BLACK MIDAS REFLECTS, PART THREE…


On the surface, when one looks at Jan Carew’s nomadic life over his 90-plus years, he seems to effortlessly glide in and out of diverse societies as he moves around the globe.  Pushed by a wanderlust that even he cannot fully explain, he is buffeted by endless opportune connections.  At various times, we see him living in London or on the Continent, in Ghana, Jamaica, Canada, or the US.  It was no accident that his last collection of stories was called The Guyanese Wanderer.

This facility to adapt is in large part, he contends, because of his  poly-cultural heritage and upbringing.  But also, as he writes in his famous essay, “The Caribbean Writer and Exile,” this global wandering is a product of being a Caribbean writer in countries still struggling with the vestiges of colonialism.   “The Caribbean writer today is balanced between limbo and nothingness, exile abroad and homelessness at home, between the people on the one hand and the creole and colonizer on the other.  Exile can be voluntary or imposed by the stress of circumstances, it can be a punishment or it can be a pleasure. … The colonizing  zeal of the European made the indigenous people exiles in their own countries…. The Caribbean writer, by going abroad, is in fact searching for the end to exile” (“Caribbean Writer”).   This theme can be applied to many others of his generation.
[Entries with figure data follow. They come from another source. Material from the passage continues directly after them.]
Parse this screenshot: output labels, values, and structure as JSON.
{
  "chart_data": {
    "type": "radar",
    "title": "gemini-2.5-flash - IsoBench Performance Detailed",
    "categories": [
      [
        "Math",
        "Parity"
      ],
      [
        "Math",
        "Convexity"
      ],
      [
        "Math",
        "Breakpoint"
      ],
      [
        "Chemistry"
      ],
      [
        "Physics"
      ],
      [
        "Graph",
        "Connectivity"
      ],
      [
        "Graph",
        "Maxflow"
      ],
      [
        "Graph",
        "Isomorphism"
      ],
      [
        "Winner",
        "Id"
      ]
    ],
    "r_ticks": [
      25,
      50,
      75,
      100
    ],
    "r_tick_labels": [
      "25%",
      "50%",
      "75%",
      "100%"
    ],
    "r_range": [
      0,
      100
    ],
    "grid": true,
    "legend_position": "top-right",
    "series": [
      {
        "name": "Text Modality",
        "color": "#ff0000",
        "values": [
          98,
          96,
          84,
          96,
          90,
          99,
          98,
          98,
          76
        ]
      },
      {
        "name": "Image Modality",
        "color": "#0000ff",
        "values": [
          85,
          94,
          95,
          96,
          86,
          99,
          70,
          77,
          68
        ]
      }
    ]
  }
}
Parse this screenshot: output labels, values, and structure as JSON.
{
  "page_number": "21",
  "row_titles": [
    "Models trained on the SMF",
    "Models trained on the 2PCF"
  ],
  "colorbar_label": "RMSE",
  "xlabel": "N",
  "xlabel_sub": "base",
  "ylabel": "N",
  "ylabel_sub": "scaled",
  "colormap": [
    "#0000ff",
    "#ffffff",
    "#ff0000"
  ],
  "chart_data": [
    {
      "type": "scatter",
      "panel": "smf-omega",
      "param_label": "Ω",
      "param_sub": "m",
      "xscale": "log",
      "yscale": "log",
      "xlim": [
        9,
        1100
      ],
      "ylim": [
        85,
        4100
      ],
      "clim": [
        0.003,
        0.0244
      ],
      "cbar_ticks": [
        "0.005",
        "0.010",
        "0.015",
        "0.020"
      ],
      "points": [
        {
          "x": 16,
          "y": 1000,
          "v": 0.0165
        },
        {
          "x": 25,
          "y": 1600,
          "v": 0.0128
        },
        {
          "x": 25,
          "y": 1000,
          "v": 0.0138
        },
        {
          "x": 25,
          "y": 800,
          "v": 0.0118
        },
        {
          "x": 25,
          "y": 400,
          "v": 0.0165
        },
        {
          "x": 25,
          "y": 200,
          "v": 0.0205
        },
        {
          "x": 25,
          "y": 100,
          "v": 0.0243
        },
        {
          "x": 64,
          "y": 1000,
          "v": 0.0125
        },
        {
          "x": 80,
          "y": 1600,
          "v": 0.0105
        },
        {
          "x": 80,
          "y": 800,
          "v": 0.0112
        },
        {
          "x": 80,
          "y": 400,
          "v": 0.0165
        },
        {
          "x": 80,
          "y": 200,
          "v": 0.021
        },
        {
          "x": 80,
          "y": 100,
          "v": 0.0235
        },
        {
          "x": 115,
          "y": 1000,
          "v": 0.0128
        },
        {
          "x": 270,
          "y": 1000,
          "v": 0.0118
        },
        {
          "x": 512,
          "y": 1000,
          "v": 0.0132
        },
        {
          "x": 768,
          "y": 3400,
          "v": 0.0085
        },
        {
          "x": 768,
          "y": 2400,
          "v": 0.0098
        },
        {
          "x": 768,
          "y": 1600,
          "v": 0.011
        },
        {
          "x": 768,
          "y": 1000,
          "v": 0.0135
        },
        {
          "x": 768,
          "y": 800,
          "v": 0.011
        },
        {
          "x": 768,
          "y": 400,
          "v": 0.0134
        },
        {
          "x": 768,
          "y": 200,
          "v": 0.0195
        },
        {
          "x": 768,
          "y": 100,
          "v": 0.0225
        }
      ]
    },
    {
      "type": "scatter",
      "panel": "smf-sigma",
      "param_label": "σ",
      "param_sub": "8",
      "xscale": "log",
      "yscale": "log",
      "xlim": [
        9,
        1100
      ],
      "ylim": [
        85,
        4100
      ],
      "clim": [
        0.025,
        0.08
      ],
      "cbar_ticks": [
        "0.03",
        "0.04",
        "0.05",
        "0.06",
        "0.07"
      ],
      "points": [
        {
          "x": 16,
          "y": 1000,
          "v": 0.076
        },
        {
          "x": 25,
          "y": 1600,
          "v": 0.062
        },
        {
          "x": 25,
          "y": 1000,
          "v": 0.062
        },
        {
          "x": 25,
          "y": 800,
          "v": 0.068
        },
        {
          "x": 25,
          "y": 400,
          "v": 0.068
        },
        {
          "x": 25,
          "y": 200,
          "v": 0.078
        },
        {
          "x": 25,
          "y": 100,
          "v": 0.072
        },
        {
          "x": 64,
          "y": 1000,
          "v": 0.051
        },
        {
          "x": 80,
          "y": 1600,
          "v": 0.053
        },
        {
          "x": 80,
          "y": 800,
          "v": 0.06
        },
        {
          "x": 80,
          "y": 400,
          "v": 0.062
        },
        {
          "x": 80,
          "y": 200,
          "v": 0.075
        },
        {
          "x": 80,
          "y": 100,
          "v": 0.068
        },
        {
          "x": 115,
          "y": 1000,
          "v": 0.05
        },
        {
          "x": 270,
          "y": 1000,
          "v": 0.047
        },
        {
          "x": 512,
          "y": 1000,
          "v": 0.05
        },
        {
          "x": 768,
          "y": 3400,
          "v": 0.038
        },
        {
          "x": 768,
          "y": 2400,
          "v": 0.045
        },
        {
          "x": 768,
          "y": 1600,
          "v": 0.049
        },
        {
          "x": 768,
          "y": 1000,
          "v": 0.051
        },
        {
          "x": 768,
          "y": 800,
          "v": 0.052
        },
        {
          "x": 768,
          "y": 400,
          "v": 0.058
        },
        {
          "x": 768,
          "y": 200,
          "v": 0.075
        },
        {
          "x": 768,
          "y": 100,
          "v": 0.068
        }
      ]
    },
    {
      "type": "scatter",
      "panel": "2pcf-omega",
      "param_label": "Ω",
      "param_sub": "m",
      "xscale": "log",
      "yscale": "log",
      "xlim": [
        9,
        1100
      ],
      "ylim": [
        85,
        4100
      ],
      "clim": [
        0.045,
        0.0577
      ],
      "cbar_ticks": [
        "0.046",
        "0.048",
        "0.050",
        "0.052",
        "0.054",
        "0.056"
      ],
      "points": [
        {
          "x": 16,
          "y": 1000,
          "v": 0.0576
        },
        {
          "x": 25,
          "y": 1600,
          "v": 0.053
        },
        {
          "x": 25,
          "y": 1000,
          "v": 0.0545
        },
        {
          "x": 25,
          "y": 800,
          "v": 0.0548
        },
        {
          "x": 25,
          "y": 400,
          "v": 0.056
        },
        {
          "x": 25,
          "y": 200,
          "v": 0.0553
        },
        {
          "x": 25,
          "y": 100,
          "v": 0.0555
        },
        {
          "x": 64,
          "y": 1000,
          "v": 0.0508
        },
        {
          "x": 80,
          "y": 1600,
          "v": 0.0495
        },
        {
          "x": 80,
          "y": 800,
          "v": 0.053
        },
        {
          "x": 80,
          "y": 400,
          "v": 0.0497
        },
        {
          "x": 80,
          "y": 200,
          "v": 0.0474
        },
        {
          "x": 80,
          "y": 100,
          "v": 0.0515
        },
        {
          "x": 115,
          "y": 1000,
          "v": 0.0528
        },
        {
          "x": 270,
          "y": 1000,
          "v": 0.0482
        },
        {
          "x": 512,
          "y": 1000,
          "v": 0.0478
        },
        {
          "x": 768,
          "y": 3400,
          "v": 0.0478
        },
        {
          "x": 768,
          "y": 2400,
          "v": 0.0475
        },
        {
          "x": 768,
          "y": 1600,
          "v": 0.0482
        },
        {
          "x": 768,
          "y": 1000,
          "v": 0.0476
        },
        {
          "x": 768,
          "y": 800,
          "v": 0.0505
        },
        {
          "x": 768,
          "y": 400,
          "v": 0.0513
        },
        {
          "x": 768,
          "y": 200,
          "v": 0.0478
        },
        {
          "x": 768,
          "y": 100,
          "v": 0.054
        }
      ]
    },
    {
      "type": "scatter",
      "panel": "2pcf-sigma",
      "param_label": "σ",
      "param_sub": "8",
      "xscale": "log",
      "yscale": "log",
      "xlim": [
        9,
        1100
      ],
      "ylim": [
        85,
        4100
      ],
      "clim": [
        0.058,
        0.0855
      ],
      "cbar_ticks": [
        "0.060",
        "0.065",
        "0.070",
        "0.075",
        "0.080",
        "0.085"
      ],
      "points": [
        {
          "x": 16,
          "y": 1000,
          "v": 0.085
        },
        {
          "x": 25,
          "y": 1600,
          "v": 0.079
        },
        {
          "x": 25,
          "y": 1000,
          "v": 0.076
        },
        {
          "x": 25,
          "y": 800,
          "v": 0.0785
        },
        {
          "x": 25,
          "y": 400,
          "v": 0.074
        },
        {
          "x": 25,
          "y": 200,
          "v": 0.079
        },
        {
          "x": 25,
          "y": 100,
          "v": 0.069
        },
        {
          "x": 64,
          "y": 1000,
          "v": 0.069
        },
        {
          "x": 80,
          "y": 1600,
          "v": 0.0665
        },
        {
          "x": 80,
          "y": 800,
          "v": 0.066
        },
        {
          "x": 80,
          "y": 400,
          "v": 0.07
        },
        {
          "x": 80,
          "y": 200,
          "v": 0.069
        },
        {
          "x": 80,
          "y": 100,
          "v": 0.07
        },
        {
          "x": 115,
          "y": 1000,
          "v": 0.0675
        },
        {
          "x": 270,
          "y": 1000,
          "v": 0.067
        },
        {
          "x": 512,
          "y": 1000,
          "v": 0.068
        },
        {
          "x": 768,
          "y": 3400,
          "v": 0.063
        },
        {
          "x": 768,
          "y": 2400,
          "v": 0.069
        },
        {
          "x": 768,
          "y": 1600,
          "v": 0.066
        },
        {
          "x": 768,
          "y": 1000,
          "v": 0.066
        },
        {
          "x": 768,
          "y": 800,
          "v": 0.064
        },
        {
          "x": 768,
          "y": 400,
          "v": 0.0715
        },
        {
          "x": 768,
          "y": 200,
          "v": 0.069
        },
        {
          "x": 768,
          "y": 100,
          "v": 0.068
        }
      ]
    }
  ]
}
Also in London at the time were George Lamming, Andrew Salkey, Sam Selvon and V.S. Naipaul.

Carew lived in London for nearly 20 years in the early part of his literary career, in the 1950s and 1960s.  But, throughout, he always maintained aspects of his village and Caribbean perspective, as he would then explore the confusions and wondrous possibilities of a larger world.   In a 1988 essay, “The Third World: Its Façade and Landscapes Within,”  Carew explored these relationships between his home-derived worldview and interactions with people and places elsewhere.   He wrote, “I realized that my village in the sun was an important point of reference for understanding the planet earth I lived on.  The more widely I travelled, the more forcibly it struck me that Agricola with all its mysteries – its deceptive façade of poverty, squalor and apparent hopelessness – was a microcosm of the world; and growing up there, I have made the acquaintance of its secret sorrows and beheld the vision of its hidden but stubborn hope . . . .” (“Third World,” 119).

As much as Carew lived most of his life outside the Caribbean, he was also very conscious of developments back home.  And, periodically, he returned to the Caribbean with an intention of resettling there, “Each time, I felt a certain strong urge to rediscover my homeland” (Episodes, p. 165).   But, local politics or other opportunities elsewhere continued to disrupt these plans.   The late 1950s-1960s period was a particularly contentious time.  There was the heated debate over the notion of a West Indian Federation, for one. People in this region, like other colonial properties in this post-World War Two era, were both pushing their anti-colonial agendas and calling for their right to form new kinds of alliances.  In 1959, he wrote a piece, “What is a West Indian?” for the West Indian Gazette, circulated in both the UK and in the Caribbean.  This clearly presaged the observations he would make in his later essay, “The Caribbean Writer and Exile” — that of the push-pull of rooted-ness and rootlessness. He wrote, “The question ‘what is a West Indian?’ is one that concerns every thinking person in the British Caribbean today.  For, we are standing at a cultural crossroads and the direction we take will affect our future, our identity….It is very popular for West Indian politicians to tell us about a West Indian culture, but I have heard none of them come near to defining for the mass of people what this culture is . . . .  Some people evade answering this question by saying that we are part of a Western civilization . . . .  [Rather] culture . . . . is the product of a man’s creative labour in a place, in a society where he has lived, and over thousands of generations, where he has put his particular stamp on an environment. To admit there is a West Indian culture is to concede that the foundations of this culture were laid by slaves, and later that some of the builders of these superstructures were bond labourers…The West Indian will only cease to be a [faceless cipher] when through a creative representation of the smell of his earth and the dreams of his people, he can discover a true image of himself “ (Episodes,  126-127).

With Cheddi Jagan’s electoral victory in the early 1960s, Carew returned Guyana to take up the position of Director of Culture in the Jagan Government, but, the internecine racial divide proved to be too painful for him, “When I first joined them in 1949, Eusi [Kwayana] and Cheddi were committed to forming a government of national unity in which the Indo-Guyanese and Afro-Guyanese would share power on an equal basis.  By 1960, you could feel the depth of animosity that Blacks had towards the Indo-Guyanese government and vice versa”  (Episodes, p 169). Given opportunity to work in Jamaica, instead, he relocated there.  But, again, Jamaican politics made this untenable for a long run, and, after reporting on the Cuban Missile Crisis, he moved back  to London.